Bulldog Drummond is a radio crime drama in the United States. It was broadcast on Mutual April 13, 1941 – March 28, 1954. Garyn G. Roberts wrote in his book, Dick Tracy and American Culture: Morality and Mythology, Text and Context, "With its trademark foghorn, Bulldog Drummond was one of the premiere mystery programs of its time."

For a broader look at the character on which this program was based, see Bulldog Drummond.

==Format==
Bulldog Drummond was "a British investigator called 'Bulldog' because he was relentless in the pursuit of criminals." The character was created by British author H. C. McNeile. In addition to McNeile's books, Drummond was featured in a series of films from Paramount Pictures in the 1930s. Drummond was described as "a polished man-about-town, whose hobby is crime detection and the apprehension of criminals."

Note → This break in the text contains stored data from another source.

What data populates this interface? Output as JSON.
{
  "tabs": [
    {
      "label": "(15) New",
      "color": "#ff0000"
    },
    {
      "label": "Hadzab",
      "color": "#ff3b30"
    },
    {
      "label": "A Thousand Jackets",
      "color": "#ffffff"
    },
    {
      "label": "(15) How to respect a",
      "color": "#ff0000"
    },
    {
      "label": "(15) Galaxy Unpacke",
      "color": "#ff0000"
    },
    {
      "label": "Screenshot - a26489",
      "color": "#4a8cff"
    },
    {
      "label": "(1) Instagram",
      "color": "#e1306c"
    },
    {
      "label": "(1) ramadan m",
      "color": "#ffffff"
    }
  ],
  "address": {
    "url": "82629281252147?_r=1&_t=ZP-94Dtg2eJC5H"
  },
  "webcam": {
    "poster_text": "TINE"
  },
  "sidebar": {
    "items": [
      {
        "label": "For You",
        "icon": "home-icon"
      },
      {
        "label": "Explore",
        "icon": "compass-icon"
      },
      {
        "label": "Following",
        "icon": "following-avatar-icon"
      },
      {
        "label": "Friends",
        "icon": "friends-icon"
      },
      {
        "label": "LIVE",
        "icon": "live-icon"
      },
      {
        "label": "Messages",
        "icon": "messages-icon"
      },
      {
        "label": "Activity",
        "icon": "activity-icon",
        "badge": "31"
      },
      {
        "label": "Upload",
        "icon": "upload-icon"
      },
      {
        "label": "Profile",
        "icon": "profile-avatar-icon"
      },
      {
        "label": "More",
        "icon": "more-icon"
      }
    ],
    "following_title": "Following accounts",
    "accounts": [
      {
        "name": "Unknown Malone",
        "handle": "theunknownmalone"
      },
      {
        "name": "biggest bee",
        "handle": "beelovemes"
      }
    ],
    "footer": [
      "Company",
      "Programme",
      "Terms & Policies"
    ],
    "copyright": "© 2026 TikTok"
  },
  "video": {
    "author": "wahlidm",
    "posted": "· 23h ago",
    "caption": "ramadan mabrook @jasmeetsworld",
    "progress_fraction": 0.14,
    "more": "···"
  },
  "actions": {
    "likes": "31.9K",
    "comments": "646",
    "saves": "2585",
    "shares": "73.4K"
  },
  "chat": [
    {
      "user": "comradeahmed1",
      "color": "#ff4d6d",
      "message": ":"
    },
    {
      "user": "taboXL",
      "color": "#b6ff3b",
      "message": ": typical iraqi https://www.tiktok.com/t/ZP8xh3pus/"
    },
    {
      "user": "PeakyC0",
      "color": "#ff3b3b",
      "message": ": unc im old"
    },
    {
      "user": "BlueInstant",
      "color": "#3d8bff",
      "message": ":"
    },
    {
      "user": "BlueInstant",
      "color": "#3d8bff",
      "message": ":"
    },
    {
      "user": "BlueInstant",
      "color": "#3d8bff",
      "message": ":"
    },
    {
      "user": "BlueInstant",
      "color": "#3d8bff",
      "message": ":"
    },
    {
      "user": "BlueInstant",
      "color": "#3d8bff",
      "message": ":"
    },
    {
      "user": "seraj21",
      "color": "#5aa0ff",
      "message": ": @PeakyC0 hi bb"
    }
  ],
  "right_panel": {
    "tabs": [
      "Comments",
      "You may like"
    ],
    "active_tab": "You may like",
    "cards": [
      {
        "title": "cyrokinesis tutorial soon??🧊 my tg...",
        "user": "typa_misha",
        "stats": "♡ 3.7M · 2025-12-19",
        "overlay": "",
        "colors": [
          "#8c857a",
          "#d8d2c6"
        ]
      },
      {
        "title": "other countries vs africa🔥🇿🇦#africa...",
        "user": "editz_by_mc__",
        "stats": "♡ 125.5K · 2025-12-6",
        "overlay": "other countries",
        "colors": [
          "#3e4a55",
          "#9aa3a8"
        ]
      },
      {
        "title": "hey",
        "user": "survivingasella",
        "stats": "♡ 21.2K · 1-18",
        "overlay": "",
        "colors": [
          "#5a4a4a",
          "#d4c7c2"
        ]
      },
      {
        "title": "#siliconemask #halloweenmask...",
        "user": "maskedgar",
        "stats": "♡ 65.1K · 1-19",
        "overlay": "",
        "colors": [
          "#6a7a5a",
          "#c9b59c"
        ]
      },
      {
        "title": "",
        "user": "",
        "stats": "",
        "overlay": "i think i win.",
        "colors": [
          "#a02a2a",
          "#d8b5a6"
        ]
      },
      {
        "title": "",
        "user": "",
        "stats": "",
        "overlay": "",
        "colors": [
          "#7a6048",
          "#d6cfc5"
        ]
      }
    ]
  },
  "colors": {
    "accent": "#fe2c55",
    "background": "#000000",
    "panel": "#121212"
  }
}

Radio historian John Dunning commented, "With his sidekick Denny, Captain Hugh Drummond solved the usual run of murders, collected the usual run of bumps on the head, and ran afoul of underworld characters ranging from radium thieves to counterfeiters." In a 1948 column in the Oakland Tribune, media critic John Crosby called the program "the first of the more successful exemplars of radio espionage and intrigue."

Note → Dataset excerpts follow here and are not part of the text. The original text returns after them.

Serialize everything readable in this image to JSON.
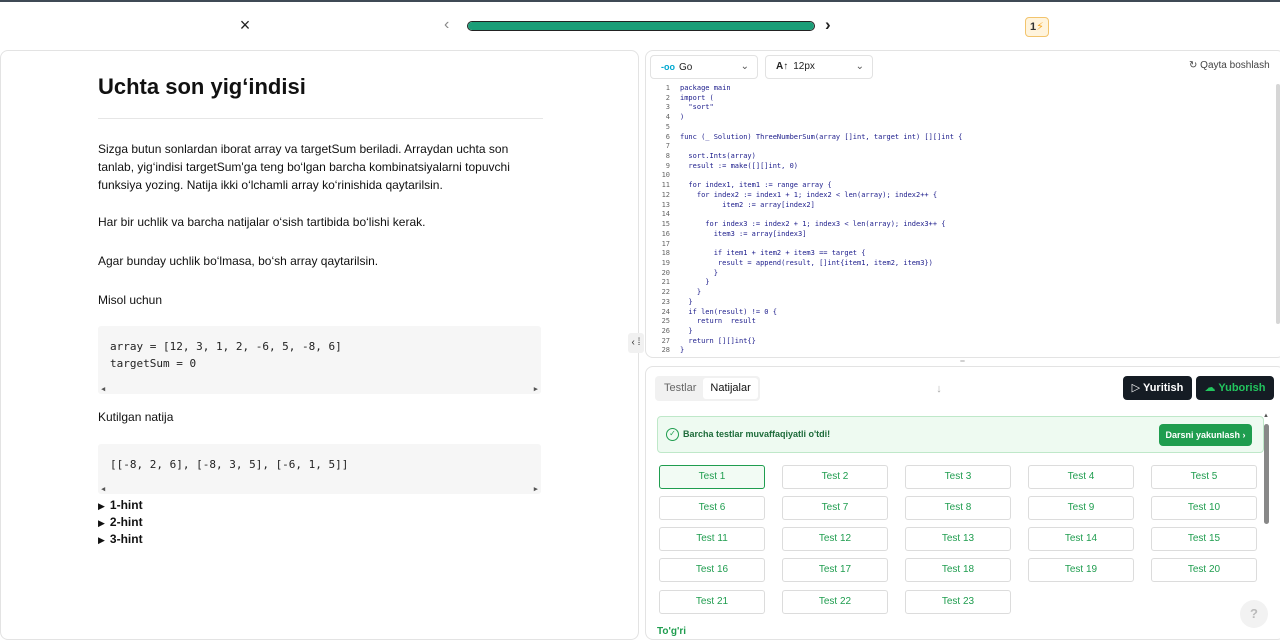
{
  "header": {
    "close_icon": "×",
    "prev_icon": "‹",
    "next_icon": "›",
    "progress_fraction": 1.0,
    "streak_count": "1",
    "streak_icon": "⚡"
  },
  "problem": {
    "title": "Uchta son yig‘indisi",
    "description": [
      "Sizga butun sonlardan iborat array va targetSum beriladi. Arraydan uchta son tanlab, yig‘indisi targetSum'ga teng bo‘lgan barcha kombinatsiyalarni topuvchi funksiya yozing. Natija ikki o‘lchamli array ko‘rinishida qaytarilsin.",
      "Har bir uchlik va barcha natijalar o‘sish tartibida bo‘lishi kerak.",
      "Agar bunday uchlik bo‘lmasa, bo‘sh array qaytarilsin.",
      "Misol uchun"
    ],
    "example_code": "array = [12, 3, 1, 2, -6, 5, -8, 6]\ntargetSum = 0",
    "expected_label": "Kutilgan natija",
    "expected_code": "[[-8, 2, 6], [-8, 3, 5], [-6, 1, 5]]",
    "hints": [
      "1-hint",
      "2-hint",
      "3-hint"
    ]
  },
  "editor": {
    "language": "Go",
    "language_icon": "go-gopher-icon",
    "font_size": "12px",
    "reset_label": "Qayta boshlash",
    "line_numbers": [
      "1",
      "2",
      "3",
      "4",
      "5",
      "6",
      "7",
      "8",
      "9",
      "10",
      "11",
      "12",
      "13",
      "14",
      "15",
      "16",
      "17",
      "18",
      "19",
      "20",
      "21",
      "22",
      "23",
      "24",
      "25",
      "26",
      "27",
      "28"
    ],
    "code": "package main\nimport (\n  \"sort\"\n)\n\nfunc (_ Solution) ThreeNumberSum(array []int, target int) [][]int {\n\n  sort.Ints(array)\n  result := make([][]int, 0)\n\n  for index1, item1 := range array {\n    for index2 := index1 + 1; index2 < len(array); index2++ {\n          item2 := array[index2]\n\n      for index3 := index2 + 1; index3 < len(array); index3++ {\n        item3 := array[index3]\n\n        if item1 + item2 + item3 == target {\n         result = append(result, []int{item1, item2, item3})\n        }\n      }\n    }\n  }\n  if len(result) != 0 {\n    return  result\n  }\n  return [][]int{}\n}"
  },
  "results": {
    "tabs": [
      {
        "label": "Testlar",
        "active": false
      },
      {
        "label": "Natijalar",
        "active": true
      }
    ],
    "run_label": "Yuritish",
    "submit_label": "Yuborish",
    "success_message": "Barcha testlar muvaffaqiyatli o'tdi!",
    "finish_label": "Darsni yakunlash",
    "tests": [
      "Test 1",
      "Test 2",
      "Test 3",
      "Test 4",
      "Test 5",
      "Test 6",
      "Test 7",
      "Test 8",
      "Test 9",
      "Test 10",
      "Test 11",
      "Test 12",
      "Test 13",
      "Test 14",
      "Test 15",
      "Test 16",
      "Test 17",
      "Test 18",
      "Test 19",
      "Test 20",
      "Test 21",
      "Test 22",
      "Test 23"
    ],
    "selected_test": "Test 1",
    "status_label": "To'g'ri",
    "help_label": "?"
  },
  "colors": {
    "accent_green": "#1f9d4f",
    "progress_green": "#1a9e78",
    "dark_button": "#151c24"
  }
}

One notable aspect of Bulldog Drummond was its opening (created by producer-director Himan Brown), which "evoked a London ambiance with footsteps, a foghorn, shots, and three blasts of a police whistle." Following the sound effects, an announcer introduced the program with the line, "Out of the fog ... out of the night ... and into his American adventures ... comes ... Bulldog Drummond."

The program was initially set in Great Britain, but after two months, the setting was moved to the United States, thus leading some sources to identify it as The American Adventures of Bulldog Drummond. In another change from the books, the radio program omitted Drummond's wife "and his gaggle of ex-army comrades." He did, however, keep his butler, Denny.

==Personnel==
Drummond and Denny were the series' only regular characters. Over the years, Drummond was played by George Coulouris, Santos Ortega, Ned Wever, and Cedric Hardwicke. Actors portraying Denny were Everett Sloane, Luis van Rooten, and Rod Hendrickson. Others appearing frequently on the program were Agnes Moorehead, Paul Stewart, Ray Collins, and Mercedes McCambridge.

Announcers for Bulldog Drummond were Ted Brown, Henry Morgan, and Robert Shepard. The show's writers were Allan E. Sloane, Leonard Leslie, Edward J. Adamson, and Jay Bennett.

==Distribution==
Bulldog Drummond was first broadcast on WOR in New York City. From there, it was distributed nationwide on the Mutual Broadcasting System. It was also carried in Canada.

In 1948, distribution shifted from Mutual's network to syndication via electrical transcription. The program continued to originate at WOR, with the Chartoc-Coleman company handling syndication. An advertisement in the trade publication Billboard touted: "Year after year, since 1941, 'Drummond' has rung up top ratings ... The name alone pulls listeners ... Want a low-priced show to do a top-price selling job? Don't pass up 'Bulldog Drummond.'"

A new version of Bulldog Drummond aired in 1953, once again on Mutual. Sir Cedric Hardwicke had the title role in what the network promoted as "a strengthened program structure" that also included Counterspy, and Starlight Theatre. The network also introduced "a new plan to pay stations in 'top-quality' programs instead of cash," with the revived Bulldog Drummond as one of "18 new 'star-name' shows." Those efforts were largely ineffective, however, as the final network version of Bulldog Drummond was broadcast only January 3, 1954 – March 28, 1954.